The Answer: Free Agency Market
The Panthers have major concerns in their own end with 11 unrestricted and four restricted free agents on the NHL roster, most notably Dmitri Kulikov and Erik Gudbranson. The Panthers only have two defensemen signed through the 2014-15 season in Brian Campbell and Ed Jovanovski.
Kulikov and Gudbranson are a combined minus-16 with just three and four points, respectively. With Boston College standout Michael Matheson in the pipeline, and the amount of readily-available players on the blueline, the time has come for the Panthers to use their vast resources to acquire and lock-up some highly-paid, and highly-skilled forwards.
Kulikov has been buzzing around in trade rumors for a little while. The Russian defenseman has suffered multiple injuries but has shown flashes of great play throughout his career.
With that said, Kulikov and Gudbranson need to be split up to balance the lack of experience in their own zone.
The Panthers currently have Campbell, Mike Weaver, Tom Gilbert, Dylan Olsen and Mike Mottau ready to go, with Ryan Whitney waiting for a call-up in San Antonio.

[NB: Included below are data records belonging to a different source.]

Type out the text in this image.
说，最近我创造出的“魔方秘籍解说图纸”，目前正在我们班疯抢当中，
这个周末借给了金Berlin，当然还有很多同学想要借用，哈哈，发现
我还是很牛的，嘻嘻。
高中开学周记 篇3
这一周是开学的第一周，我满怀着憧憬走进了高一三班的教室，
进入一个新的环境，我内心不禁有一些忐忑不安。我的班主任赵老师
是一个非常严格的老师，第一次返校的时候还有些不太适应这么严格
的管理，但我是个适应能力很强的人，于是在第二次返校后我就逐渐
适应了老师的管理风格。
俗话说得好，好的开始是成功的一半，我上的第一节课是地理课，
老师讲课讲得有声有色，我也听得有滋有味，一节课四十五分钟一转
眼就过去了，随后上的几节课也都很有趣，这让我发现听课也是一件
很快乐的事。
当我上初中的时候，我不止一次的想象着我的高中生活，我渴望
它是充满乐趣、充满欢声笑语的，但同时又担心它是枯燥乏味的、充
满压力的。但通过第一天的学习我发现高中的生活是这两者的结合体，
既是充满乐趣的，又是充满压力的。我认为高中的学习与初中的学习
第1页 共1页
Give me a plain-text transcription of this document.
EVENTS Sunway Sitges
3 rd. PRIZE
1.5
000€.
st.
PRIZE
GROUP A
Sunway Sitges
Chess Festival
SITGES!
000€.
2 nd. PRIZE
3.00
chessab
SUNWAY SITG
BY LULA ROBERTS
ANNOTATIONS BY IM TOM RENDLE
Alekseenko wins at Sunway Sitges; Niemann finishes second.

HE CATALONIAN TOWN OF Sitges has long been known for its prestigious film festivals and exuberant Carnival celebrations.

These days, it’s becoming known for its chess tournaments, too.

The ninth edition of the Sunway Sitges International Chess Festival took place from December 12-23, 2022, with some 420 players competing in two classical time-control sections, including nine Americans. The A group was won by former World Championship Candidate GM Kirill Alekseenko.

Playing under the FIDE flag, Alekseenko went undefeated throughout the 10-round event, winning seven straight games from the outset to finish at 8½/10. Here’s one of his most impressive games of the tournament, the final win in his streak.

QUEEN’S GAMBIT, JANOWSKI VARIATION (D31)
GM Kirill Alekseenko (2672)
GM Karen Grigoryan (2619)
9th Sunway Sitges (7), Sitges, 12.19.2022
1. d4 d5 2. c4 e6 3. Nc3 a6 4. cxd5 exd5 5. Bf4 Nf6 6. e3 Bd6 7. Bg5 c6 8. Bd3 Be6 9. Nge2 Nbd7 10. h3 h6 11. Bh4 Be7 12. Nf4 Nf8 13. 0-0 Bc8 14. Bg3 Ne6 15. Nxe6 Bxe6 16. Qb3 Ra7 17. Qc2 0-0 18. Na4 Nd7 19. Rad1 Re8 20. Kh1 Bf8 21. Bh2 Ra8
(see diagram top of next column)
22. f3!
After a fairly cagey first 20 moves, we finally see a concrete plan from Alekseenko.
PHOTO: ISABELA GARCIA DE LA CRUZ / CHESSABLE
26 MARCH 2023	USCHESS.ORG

The Panthers need to acquire some much needed help up front if they plan to turn this season around. Some notable upcoming UFAs include:
Joe Thornton, Patrick Marleau, Alexander Steen, Marion Gaborik, Jaromir Jagr, Radim Vrbata, Matt Moulson, Mikhail Grabovski, Paul Stastny, Derek Roy, Andrei Markov, Thomas Vanek, Mike Cammalleri and Dany Heatley.
These are all players who, at the right price, could be traded. They will likely ask for the big bucks next season which, sometimes, makes them more dispensable.
Luckily for the Panthers, they’re rolling in the dough. The two most interesting cases are the Thornton-Marleau duo and Dany Heatley. The Sharks have the young talent to fall back on if the Panthers pay the right price, while Dany Heatley should be considered a low-risk, mid-reward player right now, though time is running out for the current bottom-six forward.
It would be surprising to see the Sharks give up major pieces of the team, and it remains to be seen how desperate Tallon feels to get some offensive talent. However, judging by the list of upcoming free agents, there’s no harm in excessive window shopping, maybe you’ll strike gold and find the perfect deal.
To conclude, you only chase players like Tim Thomas and Brad Boyes if you plan on being successful right now. The Florida Panthers’ problems are very clear, and if they want to turn things around, they must address their offensive inconsistencies. With so much money, resources and upcoming free agents in the league, the Panthers need to act fast. If they fail to do so, bringing in Thomas was nothing more than a hoax, and the Panthers’ organization should prepare themselves for a hard-fought but futile season.